With a rating of 4.6 on goodreads, Patrick Radden Keefe’s Empire of Pain is the best and highest-rated book I have read this year! Written in language that makes it extremely accessible, the book chronicles the story of the family behind OxyContin and the opioid crisis in America. Keefe covers four generations of the Sacklers and documents the greed and denial they embody, keeping their company and the drug at the center of the story – a no small feat by any measure. The author punches above his weight and manages to shatter a name that adorns some of the biggest museums and schools in the world. Keefe is meticulous in his research, and the book itself is well-paced, effortlessly moving through a period of about 107 years.

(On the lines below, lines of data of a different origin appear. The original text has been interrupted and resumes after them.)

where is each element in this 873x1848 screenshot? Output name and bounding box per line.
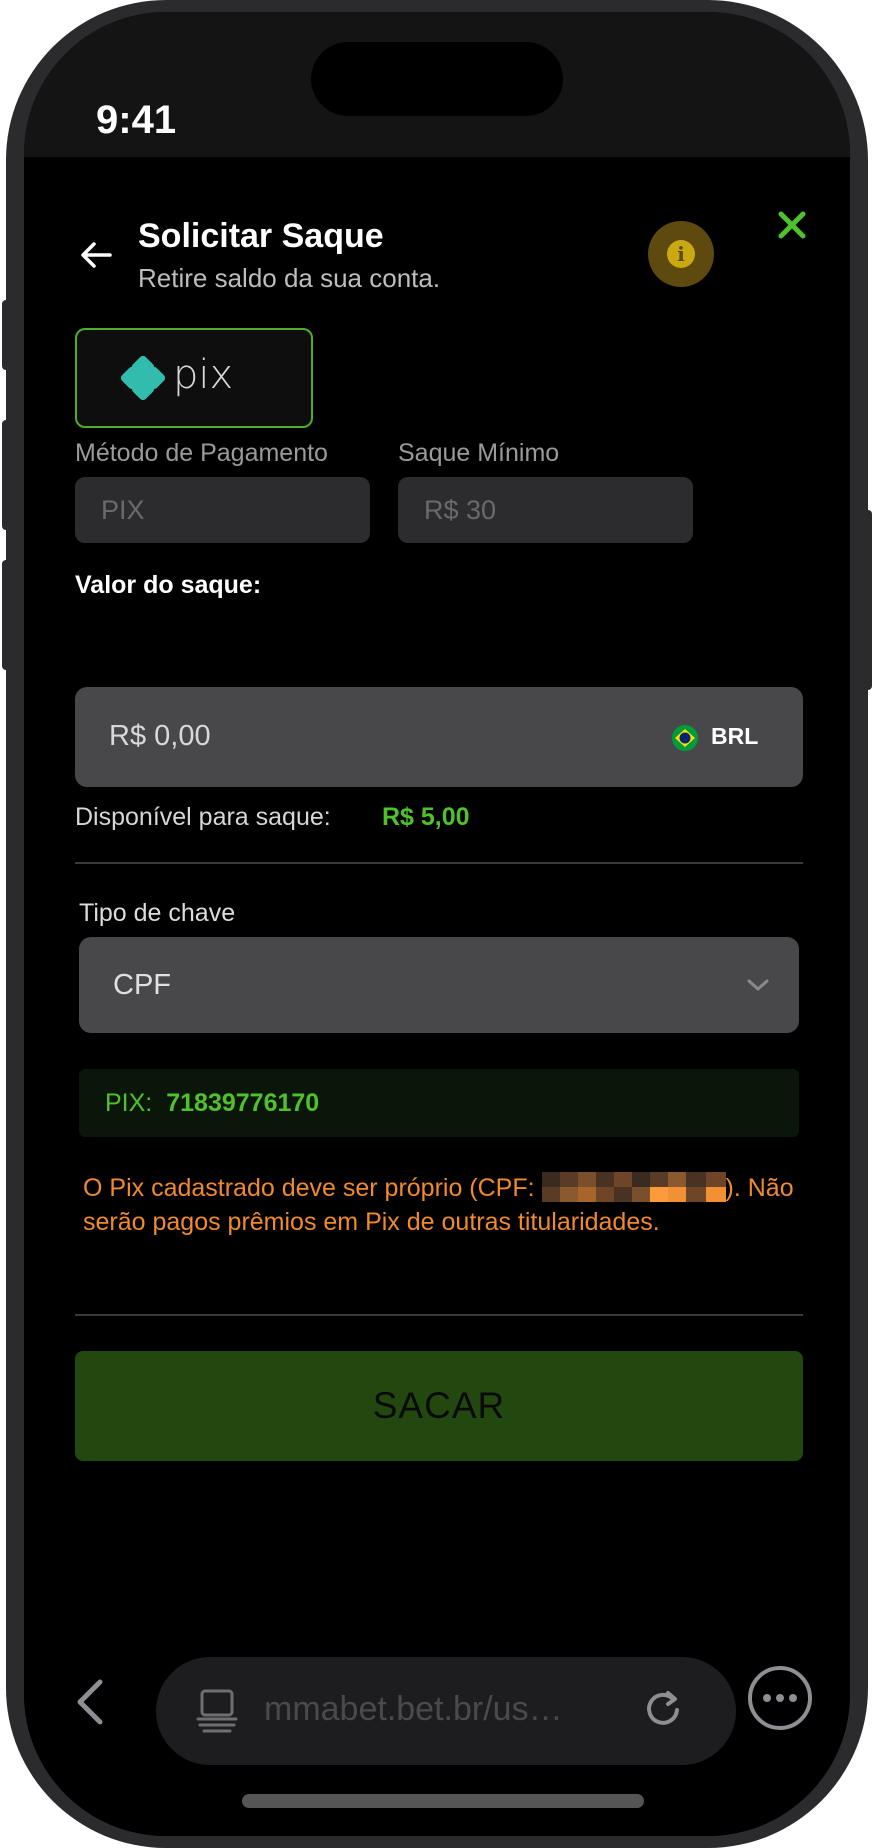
page-title: Solicitar Saque xyxy=(138,217,384,255)
phone-frame: 9:41 Solicitar Saque Retire saldo da sua… xyxy=(2,0,872,1848)
url-text: mmabet.bet.br/us… xyxy=(264,1690,563,1728)
payment-method-label: Método de Pagamento xyxy=(75,439,328,467)
browser-back-icon[interactable] xyxy=(64,1672,114,1732)
pix-logo-text: pix xyxy=(173,352,233,398)
amount-input[interactable]: R$ 0,00 BRL xyxy=(75,687,803,787)
pix-key-display: PIX: 71839776170 xyxy=(79,1069,799,1137)
side-button-volume-down xyxy=(2,560,10,670)
available-value: R$ 5,00 xyxy=(382,803,470,831)
divider xyxy=(75,862,803,864)
amount-value: R$ 0,00 xyxy=(109,720,211,752)
pix-logo-icon: pix xyxy=(120,352,233,401)
brazil-flag-icon xyxy=(672,725,698,751)
min-withdrawal-label: Saque Mínimo xyxy=(398,439,560,467)
side-button-power xyxy=(864,510,872,690)
redacted-cpf xyxy=(541,1172,726,1203)
withdraw-button[interactable]: SACAR xyxy=(75,1351,803,1461)
currency-label: BRL xyxy=(711,723,759,749)
info-icon: i xyxy=(667,240,695,268)
back-arrow-icon[interactable] xyxy=(76,235,116,275)
screen: 9:41 Solicitar Saque Retire saldo da sua… xyxy=(24,12,850,1836)
available-label: Disponível para saque: xyxy=(75,803,331,831)
amount-label: Valor do saque: xyxy=(75,571,262,599)
home-indicator[interactable] xyxy=(242,1794,644,1808)
withdraw-page: Solicitar Saque Retire saldo da sua cont… xyxy=(24,157,850,1657)
chevron-down-icon xyxy=(747,979,769,991)
divider xyxy=(75,1314,803,1316)
page-subtitle: Retire saldo da sua conta. xyxy=(138,263,441,293)
side-button-mute xyxy=(2,300,10,370)
warning-text-before: O Pix cadastrado deve ser próprio (CPF: xyxy=(83,1174,542,1202)
dynamic-island xyxy=(311,42,563,116)
key-type-value: CPF xyxy=(113,969,171,1001)
status-bar: 9:41 xyxy=(24,12,850,157)
address-bar[interactable]: mmabet.bet.br/us… xyxy=(156,1657,736,1765)
pix-key-value: 71839776170 xyxy=(166,1088,320,1117)
tabs-icon[interactable] xyxy=(194,1687,240,1733)
payment-method-field: PIX xyxy=(75,477,370,543)
pix-key-label: PIX: xyxy=(105,1088,153,1117)
key-type-select[interactable]: CPF xyxy=(79,937,799,1033)
key-type-label: Tipo de chave xyxy=(79,899,236,927)
pix-method-card[interactable]: pix xyxy=(75,328,313,428)
side-button-volume-up xyxy=(2,420,10,530)
info-button[interactable]: i xyxy=(648,221,714,287)
more-icon[interactable] xyxy=(746,1664,814,1732)
warning-message: O Pix cadastrado deve ser próprio (CPF: xyxy=(83,1171,799,1239)
status-time: 9:41 xyxy=(96,98,177,142)
min-withdrawal-field: R$ 30 xyxy=(398,477,693,543)
reload-icon[interactable] xyxy=(640,1687,686,1733)
close-icon[interactable] xyxy=(772,205,812,245)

Purdue Pharma, a company that Arthur Sackler purchased with his brothers in 1952, began marketing and selling opioids around 1984 in the form of an oxycodone pill called MS Contin. A next generation product, OxyContin, was launched in 1996, and with that a concerted effort to change the way doctors in America prescribed pain medication. Colluding with the FDA for approval to use deceptive claims around the addictive properties of the pill, Purdue went on to position OxyContin as an analgesic that could be used to treat non-malignant pain. It used misleading marketing collateral to ‘educate’ physicians who were ‘opioid naïve,’ sponsored ‘pain management’ events, paid doctors to speak at these events about the virtues of opioids, and generally led the way in changing the way opioids were viewed in the American medical fraternity. It relied on a system of uncapped bonuses and incentives that rewarded its salespeople to peddle the drug in regions that saw a lot of on-the-job injuries and disabilities. From using coupon cards to distribute free samples of the drug to hiring consultants from McKinsey to devise ways in which the company could sell more, Purdue did everything in its power to get a nation hooked. And then denied its role, and that of the Sacklers in the ensuing crisis of addiction.
Keefe manages to highlight the greed and insatiability that has come to define Big Pharma in particular and capitalism in general, and is convinced that the Sacklers, while not the only guilty party in the opioid crisis, have a disproportionate burden of the blame to bear. Their fortune is blood money made from peddling a drug they knew was addictive for as long as they could before the patent protections ran out.